Il fondo restituzioni

Come ricorda sempre Repubblica, ogni mese infatti i parlamentari dei 5 Stelle devono versare 1.000 euro al partito – una pratica comune a tutte le formazioni politiche per autofinanziarsi – mentre altri 1.500 euro i vanno indirizzati al cosiddetto fondo restituzioni, un conto corrente gestito dai capigruppo; di volta in volta gli iscritti sono chiamati a decidere dove destinarli”.

Sono più o meno 90 i parlamentari – circa un terzo degli eletti – del M5S che ormai versa le somme a singhiozzo oppure ha smesso completamente di farlo.

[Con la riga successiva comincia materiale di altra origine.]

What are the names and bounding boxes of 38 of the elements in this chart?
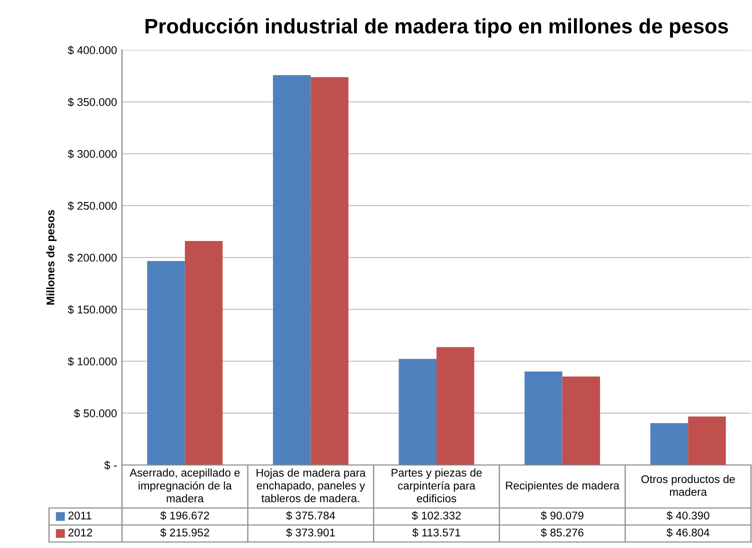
data-label: $ 90.079 (540, 511, 584, 520)
data-label: $ 85.276 (540, 528, 584, 538)
bar (147, 260, 185, 465)
data-label: $ 215.952 (160, 528, 210, 538)
y-tick-label: $ 150.000 (68, 305, 117, 314)
x-tick-label: Aserrado, acepillado e impregnación de la madera (130, 468, 240, 502)
data-label: $ 46.804 (666, 528, 710, 538)
y-tick-label: $ 300.000 (68, 150, 117, 159)
bar (184, 240, 223, 465)
data-label: $ 196.672 (160, 511, 210, 520)
x-tick-label: Otros productos de madera (641, 474, 735, 496)
bar (650, 423, 688, 465)
data-label: $ 102.332 (412, 511, 461, 520)
legend-label: 2012 (68, 528, 92, 536)
bar (688, 416, 726, 465)
x-tick-label: Hojas de madera para enchapado, paneles y tableros de madera. (256, 468, 366, 502)
data-label: $ 40.390 (666, 511, 710, 520)
bar (524, 372, 562, 465)
bar (310, 77, 348, 465)
y-tick-label: $ - (104, 460, 117, 470)
x-tick-label: Partes y piezas de carpintería para edificios (392, 468, 482, 502)
y-axis-title: Millones de pesos (46, 210, 57, 305)
y-tick-label: $ 200.000 (68, 253, 117, 262)
y-tick-label: $ 250.000 (68, 201, 117, 210)
y-tick-label: $ 400.000 (68, 46, 117, 55)
y-tick-label: $ 50.000 (74, 408, 117, 418)
chart-title: Producción industrial de madera tipo en millones de pesos (146, 18, 728, 38)
data-label: $ 373.901 (286, 528, 335, 538)
data-label: $ 375.784 (286, 511, 336, 520)
y-tick-label: $ 100.000 (68, 357, 117, 366)
bar (562, 376, 600, 465)
bar (398, 358, 436, 465)
data-label: $ 113.571 (412, 528, 460, 538)
x-tick-label: Recipientes de madera (506, 481, 620, 492)
y-tick-label: $ 350.000 (68, 98, 117, 107)
bar (272, 75, 311, 465)
legend-label: 2011 (68, 512, 92, 520)
bar (436, 347, 474, 465)
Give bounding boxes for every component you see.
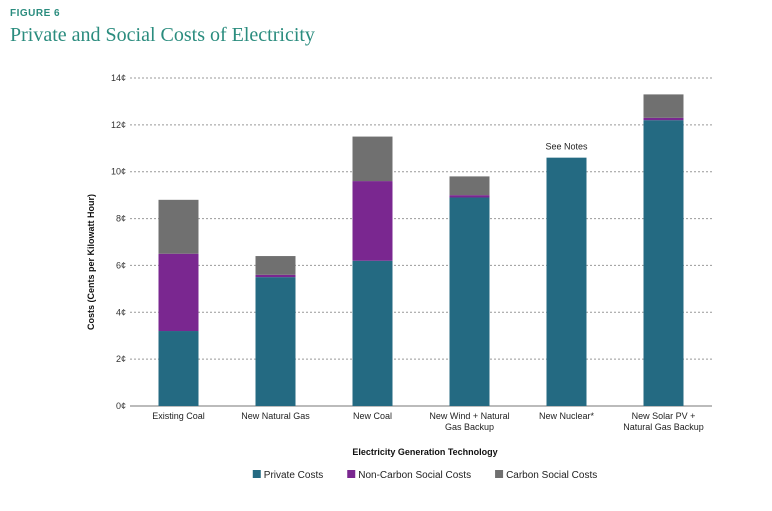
y-axis-title: Costs (Cents per Kilowatt Hour) [86,194,96,330]
x-category-label: Gas Backup [445,422,494,432]
legend-label: Non-Carbon Social Costs [358,470,471,481]
bar-segment-private-costs [352,260,393,406]
x-category-label: New Solar PV + [632,411,696,421]
bar-segment-non-carbon-social-costs [158,253,199,332]
bar-segment-non-carbon-social-costs [352,181,393,261]
y-tick-label: 8¢ [116,214,126,224]
legend-swatch [347,470,356,478]
y-tick-label: 10¢ [111,167,126,177]
annotation-see-notes: See Notes [545,142,588,152]
annotations: See Notes [545,142,588,152]
bars [158,94,684,407]
gridlines [130,77,712,407]
y-tick-label: 4¢ [116,307,126,317]
bar-segment-carbon-social-costs [643,94,684,118]
legend-item-carbon-social-costs: Carbon Social Costs [495,470,597,481]
bar-segment-private-costs [255,277,296,406]
bar-segment-carbon-social-costs [255,256,296,275]
bar-segment-non-carbon-social-costs [255,274,296,278]
legend-item-non-carbon-social-costs: Non-Carbon Social Costs [347,470,471,481]
y-tick-label: 2¢ [116,354,126,364]
legend: Private Costs Non-Carbon Social Costs Carb… [252,470,597,481]
legend-swatch [252,470,261,478]
legend-label: Carbon Social Costs [506,470,597,481]
bar-segment-private-costs [643,120,684,407]
figure-label: FIGURE 6 [10,8,61,19]
y-tick-label: 12¢ [111,120,126,130]
bar-segment-carbon-social-costs [352,136,393,182]
y-tick-label: 6¢ [116,260,126,270]
y-tick-labels: 0¢ 2¢ 4¢ 6¢ 8¢ 10¢ 12¢ 14¢ [111,73,126,411]
chart-title: Private and Social Costs of Electricity [10,24,315,46]
legend-swatch [495,470,504,478]
bar-segment-non-carbon-social-costs [449,195,490,198]
bar-segment-private-costs [158,331,199,406]
bar-segment-private-costs [546,157,587,406]
bar-segment-carbon-social-costs [449,176,490,196]
x-category-label: New Natural Gas [241,411,310,421]
x-category-labels: Existing Coal New Natural Gas New Coal New … [152,411,704,432]
x-category-label: New Nuclear* [539,411,595,421]
legend-item-private-costs: Private Costs [252,470,323,481]
x-category-label: New Wind + Natural [429,411,509,421]
bar-segment-non-carbon-social-costs [643,117,684,121]
bar-segment-carbon-social-costs [158,199,199,254]
x-category-label: Existing Coal [152,411,205,421]
y-tick-label: 0¢ [116,401,126,411]
x-axis-title: Electricity Generation Technology [352,447,497,457]
x-category-label: New Coal [353,411,392,421]
x-category-label: Natural Gas Backup [623,422,704,432]
y-tick-label: 14¢ [111,73,126,83]
legend-label: Private Costs [264,470,323,481]
bar-segment-private-costs [449,197,490,406]
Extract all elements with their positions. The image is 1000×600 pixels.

Ipotesi sui motivi delle mancate restituzioni

Tanti i possibili motivi. Secondo Repubblica c’è chi non ha digerito alcune scelte come la consulenza a 300 mila euro a Beppe Grillo.  Uno dei parlamentari morosi ha anche riferito al quotidiano che ” Pende anche la questione della legittimità degli attuali vertici politici, quindi sul fatto se siano titolati o meno a spenderli: quando verrà chiarita una volta per tutte la vicenda giuridica al tribunale di Napoli allora sarà diverso”.

In realtà sono in molti a pensare che il reale motivo sia la paura per alcuni dei parlamentarei morosi di non essere rieletti. Per il calo dei consensi del partito unito a quel taglio dei parlamentari, fortemente voluto proprio dal Movimento Cinque Stelle.